Educare a 360°

di Monica e Martino

Ci presentiamo. Siamo Monica e Martino, 41 anni, genitori di 3 figli di 14, 11 e 5 anni. Già qui potremmo aver concluso il nostro articolo perché essere genitori oggi significa essere educatori. Non ci si può più improvvisare e l’idea che “tanto poi si impara facendo” non resiste più. Bisogna formarsi anche per essere genitori. Ma noi non ci accontentiamo di questo. Per noi essere educatori è anche un lavoro a tutti gli effetti. Entrambi laureati in scienze dell’educazione, viviamo l’avventura pedagogica coi disabili (Martino) e sui banchi di scuola (Monica).

Io Monica sono docente di religione in una scuola secondaria di primo grado. In questi 14 anni ho riscoperto nei ragazzi un disperato bisogno di essere ascoltati.

“Buongiorno ragazzi, come state?” Si apre un mondo di racconti; dal risultato delle partite, alla tensione per le verifiche, alla ragazza con gli occhi bassi per un’incomprensione con un’amica, all’ultima trovata dello youtuber del momento. Tu devi essere sul pezzo e lasciarti coinvolgere. Poi c’è sempre qualcuno che risponde: “Lei, prof., come sta?” Lì intuisci quanto questi ragazzi siano capaci di empatia, desiderosi di costruire. Non sono solo attaccati a smartphone e videogiochi. Dare loro uno spazio per parlare di sé, abbatte i pregiudizi e apre alla crescita di sé stessi. Insegnare non è più solo trasmettere ma è provare a capire quello che si muove nella testa e nel cuore di un/una ragazzo/a. E’ camminare con loro per guardare a una direzione. Stare tra i banchi di scuola oggi vuol dire saper gestire fragilità dovute a storie familiari frantumate, amicizie escludenti, fallimenti che non vengono accettati e che portano a gesti aggressivi. Educare a scuola è aiutare i ragazzi a trarre fuori. Per me insegnare è collegare le conoscenze alla realtà che un ragazzo/a vive; insegnare è più che mai oggi saper essere in relazione. È un dono essere diversi e bisogna lavorare per costruirlo. L’educazione non è spontaneità ma va pensata. Talvolta i genitori demandano alla scuola il compito educativo. Spesso concedono, non danno delle priorità, va sempre bene tutto. L’ego smisurato prende il sopravvento e quando i ragazzi si trovano in una comunità come quella scolastica bramano all’arrivare primi, non curandosi dell’altro/a. La scuola ha bisogno delle famiglie! I genitori non devono sottovalutarsi: sono il primo punto di riferimento per i loro figli. Educare è l’avventura più sorprendente, non dobbiamo arrenderci.
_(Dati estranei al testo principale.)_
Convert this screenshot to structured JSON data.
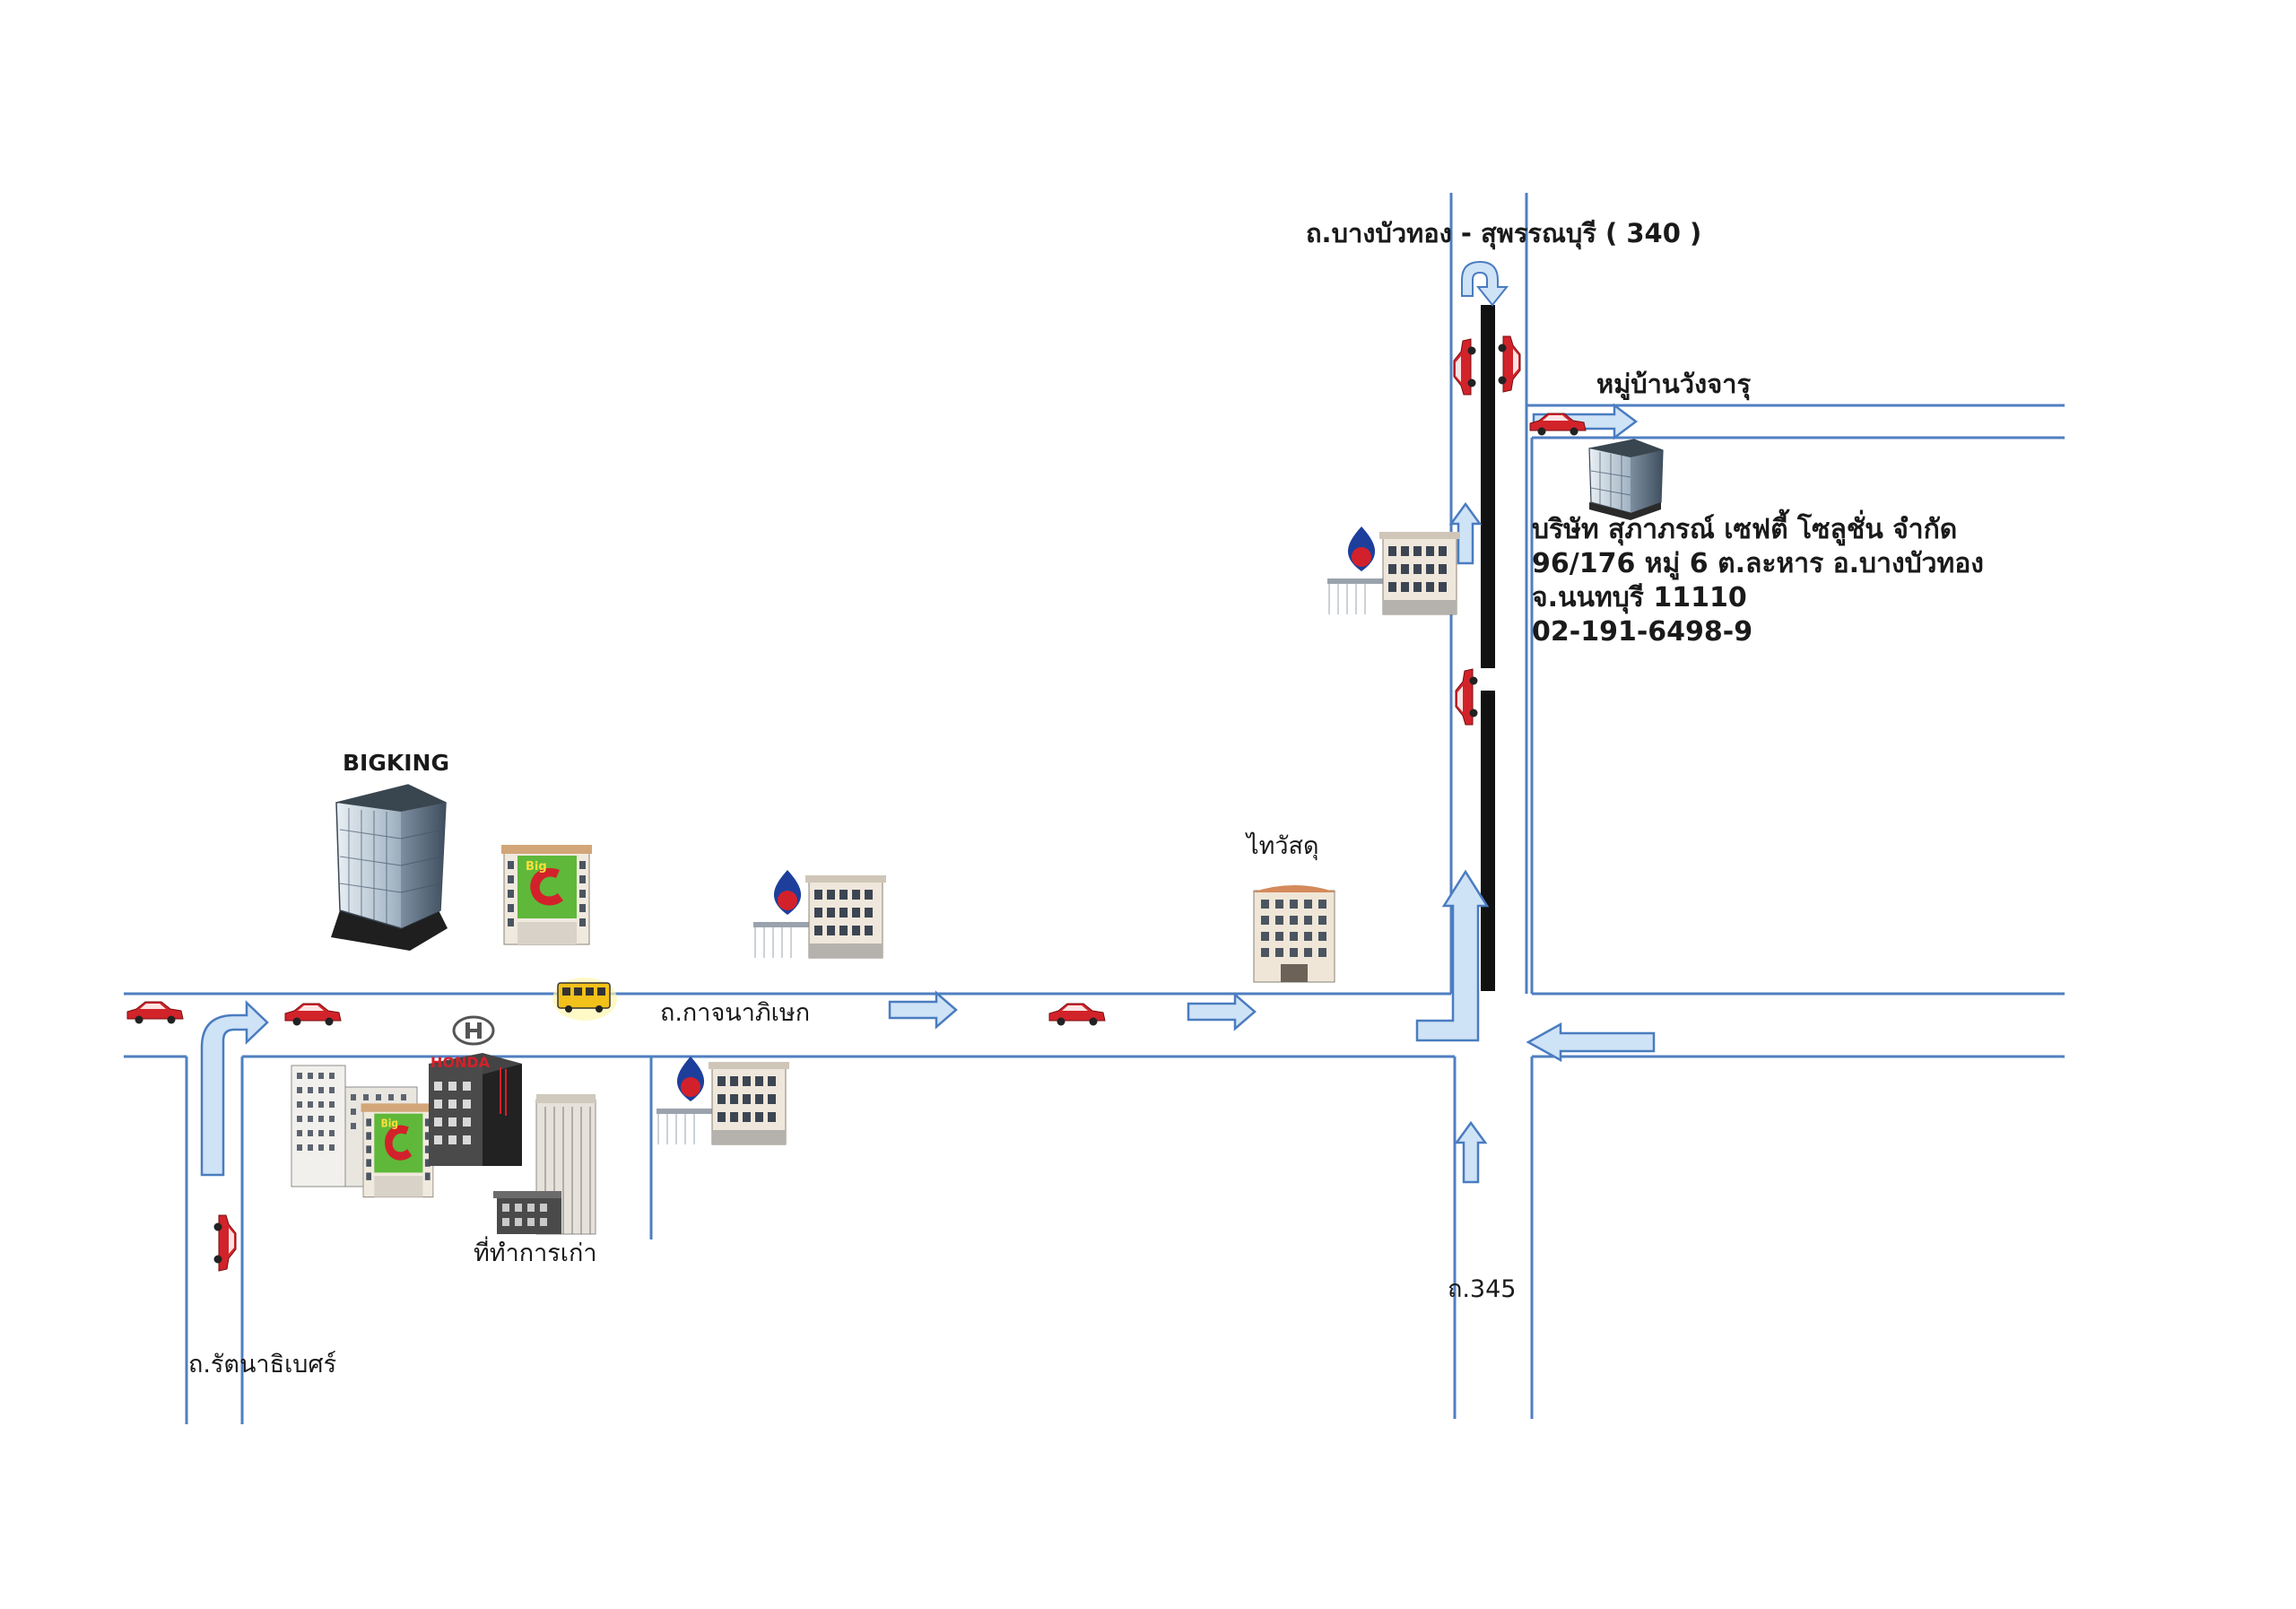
{
  "roads": {
    "kanchanaphisek": "ถ.กาจนาภิเษก",
    "rattanathibet": "ถ.รัตนาธิเบศร์",
    "bangbuathong_suphanburi": "ถ.บางบัวทอง - สุพรรณบุรี ( 340 )",
    "road_345": "ถ.345",
    "village": "หมู่บ้านวังจารุ"
  },
  "landmarks": {
    "bigking": "BIGKING",
    "thaiwatsadu": "ไทวัสดุ",
    "old_office": "ที่ทำการเก่า",
    "honda": "HONDA",
    "bigc_sign": "Big C"
  },
  "company": {
    "name": "บริษัท สุภาภรณ์ เซฟตี้ โซลูชั่น จำกัด",
    "address_line": "96/176 หมู่ 6 ต.ละหาร อ.บางบัวทอง",
    "province_line": "จ.นนทบุรี   11110",
    "phone": "02-191-6498-9"
  },
  "colors": {
    "road_line": "#4f7fc1",
    "arrow_fill": "#cfe3f7",
    "arrow_stroke": "#4a7cc0",
    "car": "#d2232a",
    "divider": "#111111",
    "ptt_blue": "#1d3f9b",
    "ptt_red": "#d3212b",
    "bigc_green": "#5fb83a",
    "bigc_red": "#d3212b"
  }
}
Io Martino lavoro in un centro diurno educativo per disabili. Nel mio lavoro, più che in altri contesti, è forte la convinzione che il tuo compito è restituire all’altra persona la dignità di essere capace di fare qualcosa. Io sto tirando fuori da te quello che già sei ma che ancora non ti è stato permesso di utilizzare. Non sono io a dirti chi tu sia o cosa sia giusto fare. Io aiuto solo a conoscerti, a riscoprirti. Nel mio contesto sei abituato a lasciar fare e lasciarti guidare da chi hai di fronte. Educare è lasciarsi condurre dall’altro. E’ partire dalla persona. Noi lavoriamo per far riscoprire le autonomie e restituire la dignità di saper scegliere. Utilizziamo modalità diverse che seguano la persona nella sua unicità. Svolgiamo attività ludiche, altre legate alle abilità sensoriali, al saper distinguere. Educare è una sorpresa.
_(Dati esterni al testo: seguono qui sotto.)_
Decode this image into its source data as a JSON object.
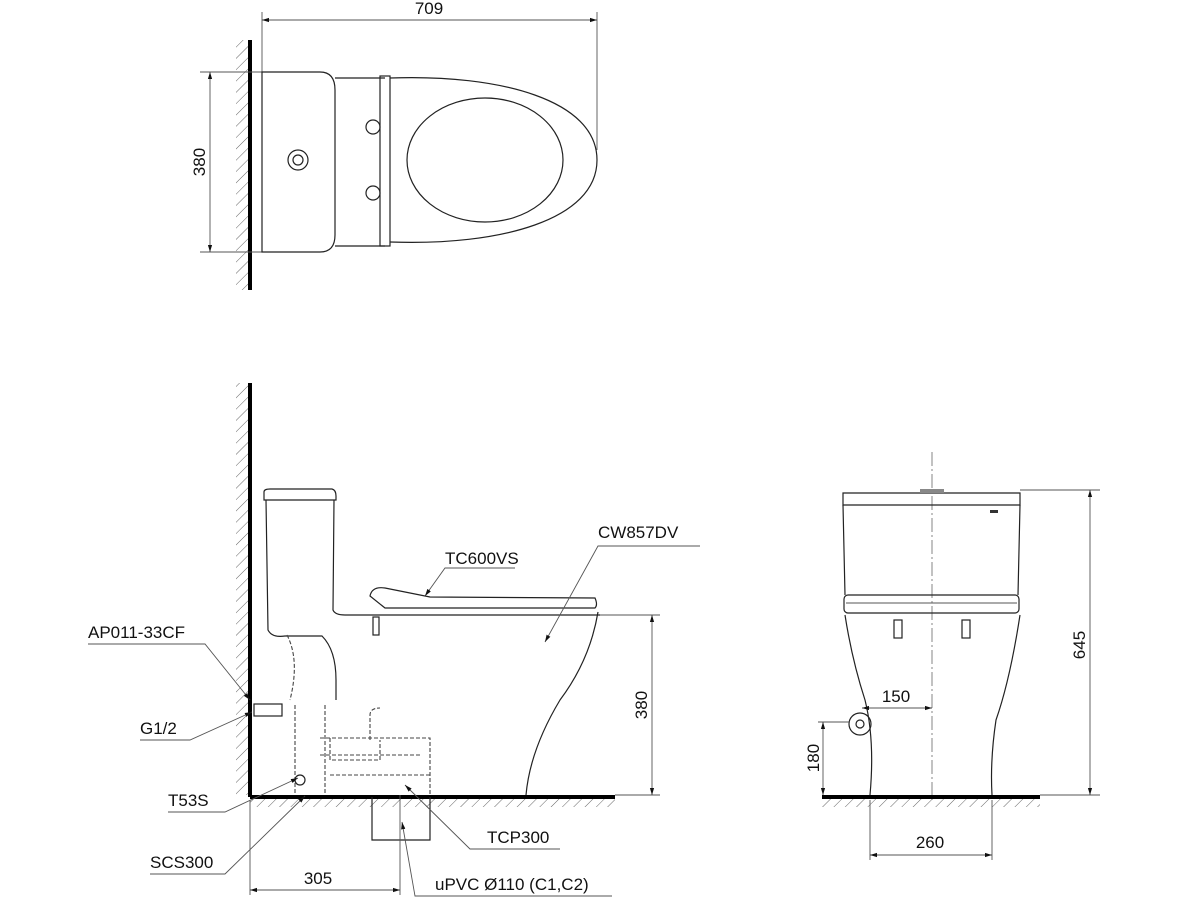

Cose che noi abitualmente diamo per scontate, si rivelano delle scoperte. L’educatore lavora per essere inutile. Una delle cose importanti che l’educazione dovrebbe tornare a fare è insegnare a gestire la frustrazione. Non aver paura di dire no, e rimanere fermi in quella posizione.

Nella nostra società dilaga la cultura del poter avere tutto, del fare ciò che si vuole. Dobbiamo insegnare ai ragazzi al “non tutto va come vuoi”, “si può sbagliare” ma si può ricominciare, ripartire. La mia libertà si incontra con quella dell’altro/a e con essa costruiamo, impariamo a rilanciare.